VI. Other Allegations

  • Indirect Infringement: The complaint alleges induced infringement under 35 U.S.C. § 271(b). The factual basis is that Defendants' proposed package insert will allegedly "recommend, suggest, encourage and/or instruct" healthcare professionals to use the generic product in a manner that directly infringes at least one claim of the '087 patent (Compl. ¶84). The complaint also makes a conclusory allegation of contributory infringement (Compl. ¶81).
  • Willful Infringement: The complaint alleges that "Defendants have actual knowledge of the '087 patent, as evidenced by Defendants' Third Notice Letter," which establishes pre-suit knowledge of the patent (Compl. ¶79). While the term "willful" is not used, this allegation provides the foundation for a potential future claim of willful infringement and is reflected in the request for a finding of an exceptional case under 35 U.S.C. § 285 (Compl. p. 25, ¶F).

VII. Analyst’s Conclusion: Key Questions for the Case

  • A central question of inducement: The case will likely hinge on the specific text of the Defendants' proposed product label.
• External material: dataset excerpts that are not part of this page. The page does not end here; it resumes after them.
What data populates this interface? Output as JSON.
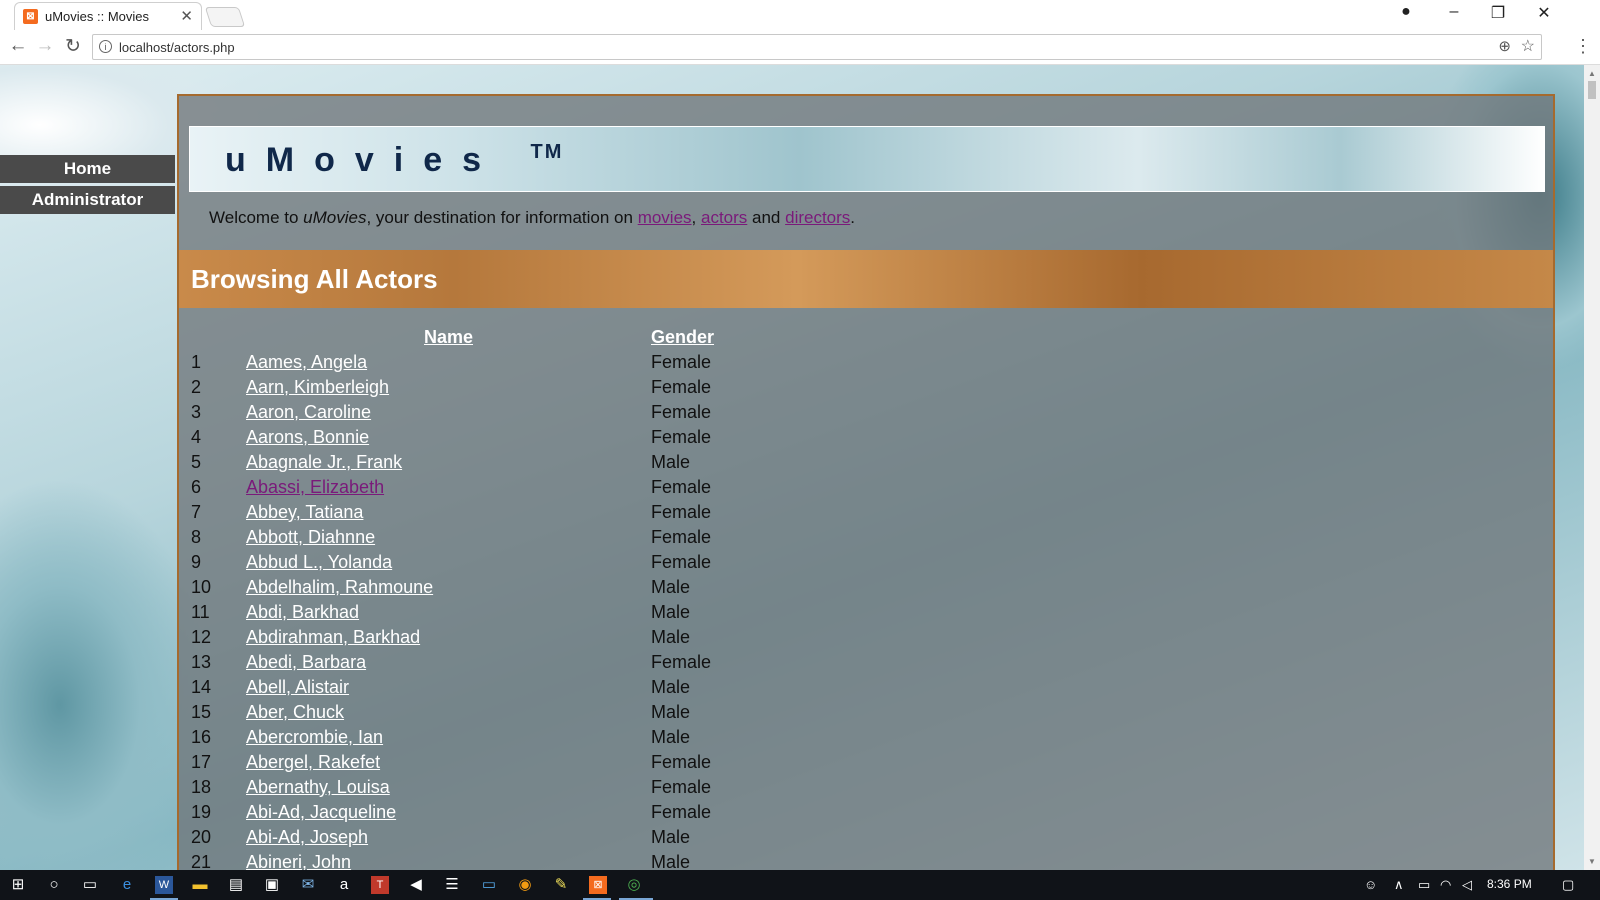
{
  "browser": {
    "tab_title": "uMovies :: Movies",
    "favicon": "xampp-icon",
    "url": "localhost/actors.php"
  },
  "sidebar": {
    "items": [
      {
        "label": "Home"
      },
      {
        "label": "Administrator"
      }
    ]
  },
  "banner": {
    "logo": "uMovies",
    "trademark": "TM"
  },
  "welcome": {
    "prefix": "Welcome to ",
    "site": "uMovies",
    "middle": ", your destination for information on ",
    "link_movies": "movies",
    "sep": ", ",
    "link_actors": "actors",
    "and": " and ",
    "link_directors": "directors",
    "end": "."
  },
  "section": {
    "title": "Browsing All Actors"
  },
  "table": {
    "headers": {
      "name": "Name",
      "gender": "Gender"
    },
    "rows": [
      {
        "num": "1",
        "name": "Aames, Angela",
        "gender": "Female"
      },
      {
        "num": "2",
        "name": "Aarn, Kimberleigh",
        "gender": "Female"
      },
      {
        "num": "3",
        "name": "Aaron, Caroline",
        "gender": "Female"
      },
      {
        "num": "4",
        "name": "Aarons, Bonnie",
        "gender": "Female"
      },
      {
        "num": "5",
        "name": "Abagnale Jr., Frank",
        "gender": "Male"
      },
      {
        "num": "6",
        "name": "Abassi, Elizabeth",
        "gender": "Female",
        "visited": true
      },
      {
        "num": "7",
        "name": "Abbey, Tatiana",
        "gender": "Female"
      },
      {
        "num": "8",
        "name": "Abbott, Diahnne",
        "gender": "Female"
      },
      {
        "num": "9",
        "name": "Abbud L., Yolanda",
        "gender": "Female"
      },
      {
        "num": "10",
        "name": "Abdelhalim, Rahmoune",
        "gender": "Male"
      },
      {
        "num": "11",
        "name": "Abdi, Barkhad",
        "gender": "Male"
      },
      {
        "num": "12",
        "name": "Abdirahman, Barkhad",
        "gender": "Male"
      },
      {
        "num": "13",
        "name": "Abedi, Barbara",
        "gender": "Female"
      },
      {
        "num": "14",
        "name": "Abell, Alistair",
        "gender": "Male"
      },
      {
        "num": "15",
        "name": "Aber, Chuck",
        "gender": "Male"
      },
      {
        "num": "16",
        "name": "Abercrombie, Ian",
        "gender": "Male"
      },
      {
        "num": "17",
        "name": "Abergel, Rakefet",
        "gender": "Female"
      },
      {
        "num": "18",
        "name": "Abernathy, Louisa",
        "gender": "Female"
      },
      {
        "num": "19",
        "name": "Abi-Ad, Jacqueline",
        "gender": "Female"
      },
      {
        "num": "20",
        "name": "Abi-Ad, Joseph",
        "gender": "Male"
      },
      {
        "num": "21",
        "name": "Abineri, John",
        "gender": "Male"
      }
    ]
  },
  "taskbar": {
    "clock": "8:36 PM"
  },
  "colors": {
    "link_visited": "#7a1a7a",
    "frame_border": "#a56a2e",
    "nav_bg": "#4a4a4a"
  }
}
Does the label contain language that rises to the level of actively encouraging or instructing physicians to administer the 300 mg dose of aripiprazole to the specific sub-population of "CYP2D6 poor metabolizers," thereby satisfying the intent standard for induced infringement?
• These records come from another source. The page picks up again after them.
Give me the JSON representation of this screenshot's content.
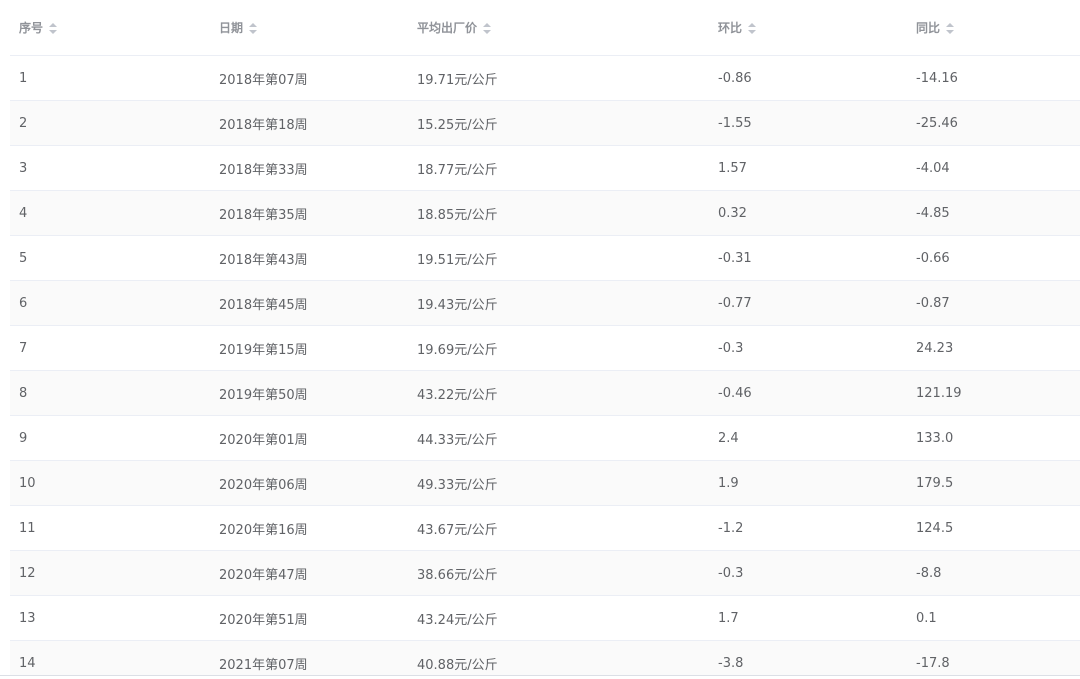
{
  "table": {
    "headers": [
      "序号",
      "日期",
      "平均出厂价",
      "环比",
      "同比"
    ],
    "rows": [
      [
        "1",
        "2018年第07周",
        "19.71元/公斤",
        "-0.86",
        "-14.16"
      ],
      [
        "2",
        "2018年第18周",
        "15.25元/公斤",
        "-1.55",
        "-25.46"
      ],
      [
        "3",
        "2018年第33周",
        "18.77元/公斤",
        "1.57",
        "-4.04"
      ],
      [
        "4",
        "2018年第35周",
        "18.85元/公斤",
        "0.32",
        "-4.85"
      ],
      [
        "5",
        "2018年第43周",
        "19.51元/公斤",
        "-0.31",
        "-0.66"
      ],
      [
        "6",
        "2018年第45周",
        "19.43元/公斤",
        "-0.77",
        "-0.87"
      ],
      [
        "7",
        "2019年第15周",
        "19.69元/公斤",
        "-0.3",
        "24.23"
      ],
      [
        "8",
        "2019年第50周",
        "43.22元/公斤",
        "-0.46",
        "121.19"
      ],
      [
        "9",
        "2020年第01周",
        "44.33元/公斤",
        "2.4",
        "133.0"
      ],
      [
        "10",
        "2020年第06周",
        "49.33元/公斤",
        "1.9",
        "179.5"
      ],
      [
        "11",
        "2020年第16周",
        "43.67元/公斤",
        "-1.2",
        "124.5"
      ],
      [
        "12",
        "2020年第47周",
        "38.66元/公斤",
        "-0.3",
        "-8.8"
      ],
      [
        "13",
        "2020年第51周",
        "43.24元/公斤",
        "1.7",
        "0.1"
      ],
      [
        "14",
        "2021年第07周",
        "40.88元/公斤",
        "-3.8",
        "-17.8"
      ]
    ]
  },
  "colors": {
    "header_text": "#909399",
    "cell_text": "#606266",
    "border": "#ebeef5",
    "striped_row": "#fafafa",
    "sort_icon": "#c0c4cc"
  }
}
  • A core issue of validity: The patent claims a method of treatment involving a specific dosage regimen for a known patient sub-population. A key question for the court will be whether this claimed method is nonobvious, or if it represents a dosage adjustment that would have been obvious to a person of ordinary skill in the art at the time of the invention, particularly in the context of a known drug and recognized metabolic pathways.
  • An evidentiary question of corporate liability: The complaint extensively details allegations that the multiple corporate defendants are alter egos and operate as a single enterprise. A significant procedural question will be whether the plaintiffs can present sufficient evidence to persuade the court to treat the defendants as a single entity for purposes of liability and venue.